Она отвела взгляд, словно из опасения, что я смогу прочитать в нем и более личные эмоции.
— Если эта операция провалится, — прибавила она, — Альтман не ограничится тем, что выставит меня за дверь, а вас отправит за решетку. Он полностью замнет это дело, чтобы сохранить лицо. И тогда партию выиграет Кош. Шон и ваш сын окажутся всего лишь очередными жертвами в его списке, не первыми и не последними. Будут и другие. Кто их защитит?
— Я не меньше вас хочу, чтобы Коша схватили!
— Тогда вы должны довериться мне! Как вы думаете, почему я сижу с вами в этой комнате? Альтман дал мне последний шанс вытащить из вас то, о чем вы до сих пор умалчивали! Потому что он убежден, что вы скрываете от нас что-то. И я тоже так думаю.
Молчание.
Я опустил голову:
— Если я расскажу вам все, то как мне после этого с вами торговаться? Я хочу увидеть моего сына. Получить шанс объясниться с Клэр. — Я с трудом сдерживал дрожь в голосе. — Я… я так больше не могу… Я хочу начать свою жизнь сначала…
У меня перехватило горло, и я замолчал.
Конни поднялась и, слегка сжав мои руки в своих ладонях, сказала:
— Я знаю, Пол. Но из этого все равно ничего не выйдет. Альтман не такой человек. Он не торгуется. Если он убедится, что вы что-то скрываете, он будет беспощаден.
— У меня есть хоть маленький шанс выбраться отсюда?
— Я не знаю.
— Но вы выступите на суде в мою пользу?
— Обещаю вам.
— Хорошо… — медленно произнес я.
Затем высвободил руки, встал и в свою очередь прошелся по комнате.
— У меня есть некоторые подозрения, — сказал я, — но нет никаких доказательств. Видео с моим сыном — монтаж. Но это значит, что у Коша было видео с каким-то другим ребенком, тело которого смонтировали с головой Билли. Я задумался над тем, как это было осуществлено…
Я повернулся к Конни. Она внимательно слушала.

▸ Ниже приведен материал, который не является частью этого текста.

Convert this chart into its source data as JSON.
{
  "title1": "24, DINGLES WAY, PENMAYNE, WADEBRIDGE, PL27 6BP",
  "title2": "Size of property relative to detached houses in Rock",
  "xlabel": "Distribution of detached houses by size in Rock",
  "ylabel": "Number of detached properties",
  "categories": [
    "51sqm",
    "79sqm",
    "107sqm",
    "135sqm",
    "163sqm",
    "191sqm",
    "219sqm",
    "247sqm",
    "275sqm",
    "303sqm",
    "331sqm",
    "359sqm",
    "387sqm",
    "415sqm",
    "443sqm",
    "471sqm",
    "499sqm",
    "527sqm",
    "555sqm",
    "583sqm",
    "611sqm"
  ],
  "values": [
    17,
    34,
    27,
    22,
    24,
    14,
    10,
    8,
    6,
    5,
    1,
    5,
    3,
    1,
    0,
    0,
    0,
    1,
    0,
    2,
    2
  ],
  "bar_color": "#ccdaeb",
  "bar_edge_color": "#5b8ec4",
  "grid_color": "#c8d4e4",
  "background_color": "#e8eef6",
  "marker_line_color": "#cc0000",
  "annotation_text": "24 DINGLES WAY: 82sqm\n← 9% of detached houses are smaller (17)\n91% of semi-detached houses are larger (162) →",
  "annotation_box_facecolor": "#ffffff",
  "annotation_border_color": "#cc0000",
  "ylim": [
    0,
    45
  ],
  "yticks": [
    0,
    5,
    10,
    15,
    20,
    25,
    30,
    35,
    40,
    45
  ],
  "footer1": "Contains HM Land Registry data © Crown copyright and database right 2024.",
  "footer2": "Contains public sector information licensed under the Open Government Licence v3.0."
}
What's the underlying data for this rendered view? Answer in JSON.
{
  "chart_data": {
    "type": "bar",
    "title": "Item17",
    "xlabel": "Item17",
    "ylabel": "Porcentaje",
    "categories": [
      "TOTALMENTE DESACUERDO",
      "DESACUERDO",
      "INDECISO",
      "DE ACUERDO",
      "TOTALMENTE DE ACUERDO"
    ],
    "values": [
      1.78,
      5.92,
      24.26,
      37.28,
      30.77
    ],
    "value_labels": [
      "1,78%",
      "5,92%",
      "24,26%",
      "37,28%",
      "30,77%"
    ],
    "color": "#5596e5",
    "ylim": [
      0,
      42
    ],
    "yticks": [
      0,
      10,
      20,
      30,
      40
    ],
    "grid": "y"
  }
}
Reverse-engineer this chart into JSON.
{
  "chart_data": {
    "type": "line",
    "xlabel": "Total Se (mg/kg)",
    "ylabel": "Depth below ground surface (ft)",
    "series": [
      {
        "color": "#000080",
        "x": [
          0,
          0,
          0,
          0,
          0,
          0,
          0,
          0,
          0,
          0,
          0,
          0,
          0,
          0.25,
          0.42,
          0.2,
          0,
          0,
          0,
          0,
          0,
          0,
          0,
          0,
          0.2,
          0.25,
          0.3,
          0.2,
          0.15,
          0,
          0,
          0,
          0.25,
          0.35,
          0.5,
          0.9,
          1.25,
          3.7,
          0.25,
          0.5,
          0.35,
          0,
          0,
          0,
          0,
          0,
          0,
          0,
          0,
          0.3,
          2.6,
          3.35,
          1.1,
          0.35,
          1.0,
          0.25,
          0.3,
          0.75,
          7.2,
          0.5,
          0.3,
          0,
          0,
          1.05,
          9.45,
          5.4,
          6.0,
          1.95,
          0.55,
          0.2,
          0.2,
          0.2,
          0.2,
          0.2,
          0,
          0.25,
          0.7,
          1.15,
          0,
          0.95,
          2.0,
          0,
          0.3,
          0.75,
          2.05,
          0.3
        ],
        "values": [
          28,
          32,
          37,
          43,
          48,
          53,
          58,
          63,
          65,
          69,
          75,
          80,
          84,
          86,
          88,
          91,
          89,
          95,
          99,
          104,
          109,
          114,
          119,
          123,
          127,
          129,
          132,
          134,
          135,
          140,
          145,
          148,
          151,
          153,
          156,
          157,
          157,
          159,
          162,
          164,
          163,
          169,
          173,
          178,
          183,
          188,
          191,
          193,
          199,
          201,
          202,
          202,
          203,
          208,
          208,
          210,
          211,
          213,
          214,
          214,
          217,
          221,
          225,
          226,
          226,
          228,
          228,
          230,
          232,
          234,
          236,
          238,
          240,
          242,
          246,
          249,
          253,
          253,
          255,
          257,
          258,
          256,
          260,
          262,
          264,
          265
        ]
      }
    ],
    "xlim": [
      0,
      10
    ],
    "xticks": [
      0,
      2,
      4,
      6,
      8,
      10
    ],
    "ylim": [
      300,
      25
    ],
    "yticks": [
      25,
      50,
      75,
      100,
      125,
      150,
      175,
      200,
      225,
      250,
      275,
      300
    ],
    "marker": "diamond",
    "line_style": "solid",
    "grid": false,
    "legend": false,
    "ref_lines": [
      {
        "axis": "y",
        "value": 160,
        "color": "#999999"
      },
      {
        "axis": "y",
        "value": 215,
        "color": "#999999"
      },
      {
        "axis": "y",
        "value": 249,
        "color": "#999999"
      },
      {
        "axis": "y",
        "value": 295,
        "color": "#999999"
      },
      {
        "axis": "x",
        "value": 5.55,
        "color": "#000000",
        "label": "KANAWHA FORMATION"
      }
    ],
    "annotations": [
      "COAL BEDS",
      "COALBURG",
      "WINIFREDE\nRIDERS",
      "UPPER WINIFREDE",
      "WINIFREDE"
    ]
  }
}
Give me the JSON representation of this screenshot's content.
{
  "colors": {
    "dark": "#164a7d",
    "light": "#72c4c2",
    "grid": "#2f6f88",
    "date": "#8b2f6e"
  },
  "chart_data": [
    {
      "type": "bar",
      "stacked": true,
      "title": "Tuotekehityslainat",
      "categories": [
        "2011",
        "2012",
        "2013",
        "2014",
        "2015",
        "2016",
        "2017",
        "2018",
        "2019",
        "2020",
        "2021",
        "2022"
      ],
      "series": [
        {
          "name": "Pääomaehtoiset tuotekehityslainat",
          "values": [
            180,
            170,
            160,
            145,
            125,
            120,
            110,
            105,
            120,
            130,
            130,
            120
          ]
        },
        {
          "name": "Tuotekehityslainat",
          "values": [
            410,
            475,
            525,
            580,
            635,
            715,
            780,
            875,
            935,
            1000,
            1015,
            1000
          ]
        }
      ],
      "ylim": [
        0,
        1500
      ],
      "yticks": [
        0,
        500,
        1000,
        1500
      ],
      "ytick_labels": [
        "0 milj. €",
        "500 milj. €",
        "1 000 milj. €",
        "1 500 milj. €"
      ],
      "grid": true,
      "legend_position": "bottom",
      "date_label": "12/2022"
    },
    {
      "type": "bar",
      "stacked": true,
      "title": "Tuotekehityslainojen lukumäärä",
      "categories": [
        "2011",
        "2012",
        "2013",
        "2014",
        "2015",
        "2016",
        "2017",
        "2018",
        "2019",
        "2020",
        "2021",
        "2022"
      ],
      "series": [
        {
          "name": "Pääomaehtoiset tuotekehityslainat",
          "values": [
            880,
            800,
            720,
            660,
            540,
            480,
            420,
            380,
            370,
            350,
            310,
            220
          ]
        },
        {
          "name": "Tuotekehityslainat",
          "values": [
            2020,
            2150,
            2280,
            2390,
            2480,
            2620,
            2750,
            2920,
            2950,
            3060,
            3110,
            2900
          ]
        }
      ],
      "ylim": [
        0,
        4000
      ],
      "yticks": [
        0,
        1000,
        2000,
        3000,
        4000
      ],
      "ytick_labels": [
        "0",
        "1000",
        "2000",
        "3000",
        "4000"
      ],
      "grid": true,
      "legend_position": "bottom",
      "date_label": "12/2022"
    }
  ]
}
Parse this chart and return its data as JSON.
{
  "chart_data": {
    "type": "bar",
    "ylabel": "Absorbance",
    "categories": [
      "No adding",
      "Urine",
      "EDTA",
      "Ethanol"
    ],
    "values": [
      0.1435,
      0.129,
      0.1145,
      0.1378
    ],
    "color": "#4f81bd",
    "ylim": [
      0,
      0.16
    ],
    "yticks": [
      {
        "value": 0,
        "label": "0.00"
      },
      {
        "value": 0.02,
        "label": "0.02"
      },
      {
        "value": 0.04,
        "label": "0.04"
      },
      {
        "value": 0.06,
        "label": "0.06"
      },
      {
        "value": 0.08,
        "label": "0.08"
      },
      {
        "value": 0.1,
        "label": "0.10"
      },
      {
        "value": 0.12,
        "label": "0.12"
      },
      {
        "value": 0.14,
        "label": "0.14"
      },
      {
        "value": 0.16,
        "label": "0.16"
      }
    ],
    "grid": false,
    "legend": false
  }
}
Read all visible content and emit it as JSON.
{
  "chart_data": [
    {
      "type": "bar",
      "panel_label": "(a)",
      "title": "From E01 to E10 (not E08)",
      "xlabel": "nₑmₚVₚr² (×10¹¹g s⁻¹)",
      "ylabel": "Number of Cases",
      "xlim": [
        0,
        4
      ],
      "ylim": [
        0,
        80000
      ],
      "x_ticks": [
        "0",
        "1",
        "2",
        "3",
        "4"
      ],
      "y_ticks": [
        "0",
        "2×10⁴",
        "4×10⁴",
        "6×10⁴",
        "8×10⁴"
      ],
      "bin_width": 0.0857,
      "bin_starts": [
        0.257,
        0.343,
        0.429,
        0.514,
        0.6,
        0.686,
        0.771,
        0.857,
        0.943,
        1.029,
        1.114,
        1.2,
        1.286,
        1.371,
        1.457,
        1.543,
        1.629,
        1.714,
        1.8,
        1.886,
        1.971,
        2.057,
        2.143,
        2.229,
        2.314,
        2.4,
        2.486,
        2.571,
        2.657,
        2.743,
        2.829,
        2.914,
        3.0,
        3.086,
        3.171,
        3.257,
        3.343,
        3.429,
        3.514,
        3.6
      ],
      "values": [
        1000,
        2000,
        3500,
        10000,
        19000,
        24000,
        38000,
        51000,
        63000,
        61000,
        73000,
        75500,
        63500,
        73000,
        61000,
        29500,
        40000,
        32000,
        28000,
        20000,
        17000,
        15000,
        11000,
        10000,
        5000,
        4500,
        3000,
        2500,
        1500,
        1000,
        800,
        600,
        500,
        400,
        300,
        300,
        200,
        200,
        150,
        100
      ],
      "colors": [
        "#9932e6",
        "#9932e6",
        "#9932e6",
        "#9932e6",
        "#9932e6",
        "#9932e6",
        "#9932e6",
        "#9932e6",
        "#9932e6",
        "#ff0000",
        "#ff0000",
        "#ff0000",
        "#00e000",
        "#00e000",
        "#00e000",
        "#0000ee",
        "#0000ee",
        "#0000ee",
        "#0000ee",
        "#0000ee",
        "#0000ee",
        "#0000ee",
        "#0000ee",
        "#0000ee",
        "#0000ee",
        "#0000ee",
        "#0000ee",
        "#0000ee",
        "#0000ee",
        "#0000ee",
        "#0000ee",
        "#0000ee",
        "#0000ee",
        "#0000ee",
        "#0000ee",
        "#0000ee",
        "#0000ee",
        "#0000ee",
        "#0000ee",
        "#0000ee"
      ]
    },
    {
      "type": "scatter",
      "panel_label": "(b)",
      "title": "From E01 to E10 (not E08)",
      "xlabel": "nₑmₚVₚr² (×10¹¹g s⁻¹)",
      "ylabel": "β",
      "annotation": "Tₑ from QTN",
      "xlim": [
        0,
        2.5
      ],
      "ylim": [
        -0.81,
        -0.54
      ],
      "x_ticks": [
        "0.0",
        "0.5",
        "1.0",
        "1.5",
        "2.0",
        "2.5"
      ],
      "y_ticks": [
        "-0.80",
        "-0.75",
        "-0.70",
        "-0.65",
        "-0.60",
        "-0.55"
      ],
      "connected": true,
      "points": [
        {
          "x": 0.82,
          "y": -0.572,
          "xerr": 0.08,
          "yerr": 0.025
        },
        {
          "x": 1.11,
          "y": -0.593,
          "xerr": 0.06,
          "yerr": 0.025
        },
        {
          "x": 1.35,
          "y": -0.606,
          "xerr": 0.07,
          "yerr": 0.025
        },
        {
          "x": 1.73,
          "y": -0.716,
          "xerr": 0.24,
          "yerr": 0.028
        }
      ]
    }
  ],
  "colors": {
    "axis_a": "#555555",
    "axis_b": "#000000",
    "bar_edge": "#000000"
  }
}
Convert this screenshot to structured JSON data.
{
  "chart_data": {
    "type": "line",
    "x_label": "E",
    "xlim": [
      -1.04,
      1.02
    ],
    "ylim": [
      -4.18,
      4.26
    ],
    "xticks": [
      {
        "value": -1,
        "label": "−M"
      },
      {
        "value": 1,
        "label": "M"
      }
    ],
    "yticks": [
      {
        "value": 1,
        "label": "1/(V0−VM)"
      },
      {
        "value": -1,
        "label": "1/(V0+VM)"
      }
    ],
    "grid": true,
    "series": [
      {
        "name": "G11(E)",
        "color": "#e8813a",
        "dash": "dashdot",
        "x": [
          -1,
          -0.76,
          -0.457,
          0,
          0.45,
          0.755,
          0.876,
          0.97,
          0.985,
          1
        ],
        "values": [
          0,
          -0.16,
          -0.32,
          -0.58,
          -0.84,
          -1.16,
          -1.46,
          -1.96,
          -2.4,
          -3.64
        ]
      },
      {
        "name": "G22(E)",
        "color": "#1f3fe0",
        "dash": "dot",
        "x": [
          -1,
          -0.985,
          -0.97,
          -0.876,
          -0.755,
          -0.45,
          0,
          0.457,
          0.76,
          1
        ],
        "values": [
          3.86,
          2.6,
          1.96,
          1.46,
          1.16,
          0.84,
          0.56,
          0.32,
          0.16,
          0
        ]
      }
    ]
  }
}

— Я заметил, что площадки для игр, которые оформляет «Карнавал теней», все выдержаны только в зеленых тонах. Это показалось мне странным — ведь у большинства таких площадок разноцветное оформление. И также заметил, что над ними установлены камеры видеонаблюдения. Я не специалист, но, насколько мне известно, некоторые режиссеры снимали разные сцены своих фильмов на синем или зеленом фоне, а потом с помощью монтажа вписывали актеров в те или иные декорации. Так, например, было в «Звездных войнах». Я видел документальный фильм о том, как это делалось: Харрисона Форда снимали на зеленом фоне, а затем путем монтажа помещали его в интерьер «Звезды смерти».
У Конни даже рот приоткрылся от удивления.
— То есть вы хотите сказать… что дети играли на этих площадках, их снимала видеокамера, а потом Кош брал эти записи и путем технических трюков делал из них фильмы для педофилов?